The Lockport Road project faces last-minute hiccups. Scheduled to be open in the summer of 2022, it should now be open in September or later.
Nate Kemmerer, the building manager for the project, said due to supply chain issues some equipment did not arrive.
“Once we have that, we have to wait for the utility to put up their poles so we can connect to the grid,” Kemmerer said. “So just a few things there. Once we’ve done that, we’ll proceed with commissioning and testing to make sure it works as it should.
Hevenor noted that there are resistance segments across the state that want to preserve farmland, often leveling the ground in an effort to preserve “prime” soils that are ideal for agricultural uses and keep projects. remote solar.
This is problematic for solar developers, especially in Western New York, where there are many ways to connect to the grid and bring power down, but many residents want to keep their panel in sight. free and worry about safety and possible dismantling. of these “industrial” electricity producers.
So while the landfill is the best compromise — having been shut down in 1987 — there aren’t enough landfills to power the state, Hevenor said, and each megawatt costs the company about $2 million. For the entire Lockport Road project, he estimated that Nexamp had spent between $8 million and $10 million.

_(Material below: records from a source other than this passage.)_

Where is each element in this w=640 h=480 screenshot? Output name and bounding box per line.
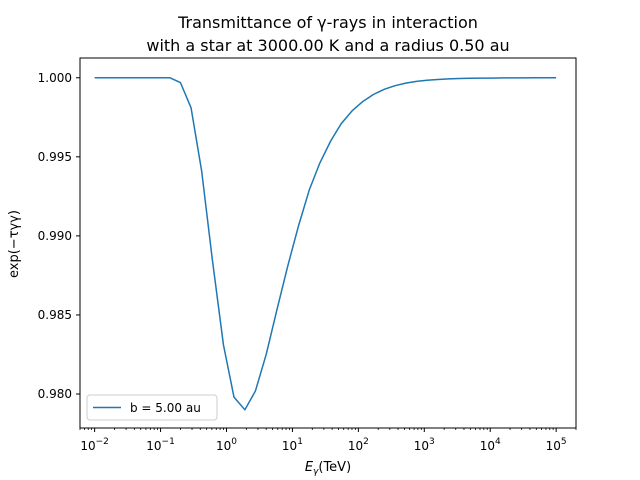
x-tick-label: 105 xyxy=(546,437,567,453)
y-tick-label: 0.995 xyxy=(38,150,72,164)
chart-title-line-1: Transmittance of γ-rays in interaction xyxy=(177,13,478,32)
x-axis-label-main: E xyxy=(305,460,314,475)
chart-title-line-2: with a star at 3000.00 K and a radius 0.… xyxy=(146,36,509,55)
y-axis-ticks: 0.980 0.985 0.990 0.995 1.000 xyxy=(38,71,80,401)
x-tick-label: 104 xyxy=(480,437,501,453)
x-axis-minor-ticks xyxy=(79,428,577,430)
y-tick-label: 1.000 xyxy=(38,71,72,85)
x-tick-label: 103 xyxy=(414,437,435,453)
series-line-b-5au xyxy=(94,77,557,411)
x-axis-label: Eγ(TeV) xyxy=(305,460,351,477)
legend-entry-label: b = 5.00 au xyxy=(130,401,201,415)
x-tick-label: 10−1 xyxy=(146,437,175,453)
axes-frame xyxy=(79,57,577,429)
legend-box xyxy=(86,394,218,421)
y-tick-label: 0.985 xyxy=(38,308,72,322)
x-axis-ticks: 10−2 10−1 100 101 102 103 104 105 xyxy=(80,428,567,453)
x-tick-label: 10−2 xyxy=(80,437,109,453)
x-axis-label-unit: (TeV) xyxy=(318,460,351,475)
legend: b = 5.00 au xyxy=(86,394,218,421)
plot-area: 10−2 10−1 100 101 102 103 104 105 0.9800.9850.9… xyxy=(38,57,577,453)
y-tick-label: 0.990 xyxy=(38,229,72,243)
x-tick-label: 102 xyxy=(348,437,369,453)
x-axis-label-sub: γ xyxy=(313,467,319,477)
x-tick-label: 101 xyxy=(282,437,303,453)
y-tick-label: 0.980 xyxy=(38,387,72,401)
y-axis-label: exp(−τγγ) xyxy=(7,210,22,278)
x-tick-label: 100 xyxy=(216,437,237,453)
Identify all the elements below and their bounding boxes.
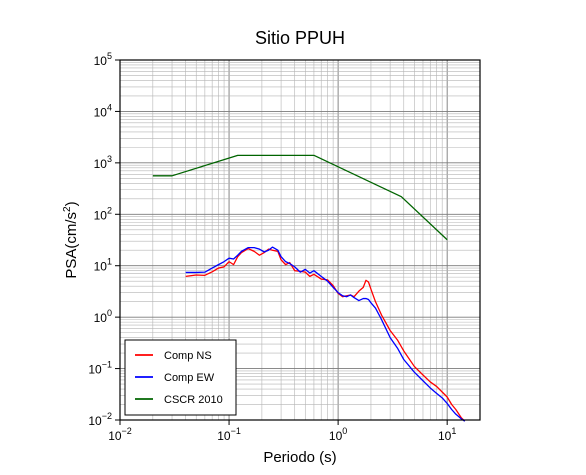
y-axis-label-superscript: 2 (62, 206, 73, 212)
x-tick-label: 10−2 (108, 426, 132, 443)
y-axis-label-main: PSA(cm/s (63, 212, 80, 279)
x-tick-exponent: −1 (231, 426, 241, 436)
y-tick-label: 104 (94, 102, 112, 119)
legend: Comp NS Comp EW CSCR 2010 (124, 339, 237, 416)
y-tick-exponent: 2 (107, 205, 112, 215)
y-axis-label-close: ) (63, 201, 80, 206)
plot-frame (119, 59, 481, 421)
y-tick-exponent: 4 (107, 102, 112, 112)
y-tick-base: 10 (88, 414, 102, 428)
y-tick-label: 101 (94, 257, 112, 274)
y-tick-exponent: −1 (102, 360, 112, 370)
y-tick-label: 10−1 (88, 360, 112, 377)
x-tick-base: 10 (438, 429, 452, 443)
y-tick-base: 10 (94, 54, 108, 68)
x-tick-label: 100 (329, 426, 347, 443)
series-group (152, 154, 466, 422)
x-tick-base: 10 (217, 429, 231, 443)
grid (119, 59, 481, 421)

The infrastructure is also different on a landfill than on a farmer’s field. Kemmerer said first of all nothing could be underground
“A lot of people look at solar panels and think they just need to be installed,” he said. “There’s a lot of engineering and a lot of work that goes into it and there’s a lot of stuff going underground.”
Wires, conduits, all of that had to be bundled up and placed above ground, Kemmerer said, because of the concrete covering the landfill.
“It creates a different challenge than a normal site,” he said.
During construction, Nexamp is paying $250 per month to lease the land, but that price will increase once the racks come online. Hevenor said Nexamp will pay approximately $3,300 per month in the lease and $23,500 in taxes, due to a tax settlement, increasing 2% per year, which will be split between the city, county and county. school district.
According to Hevenor, the company is involved in two dozen projects in New York, nine of which are already in operation.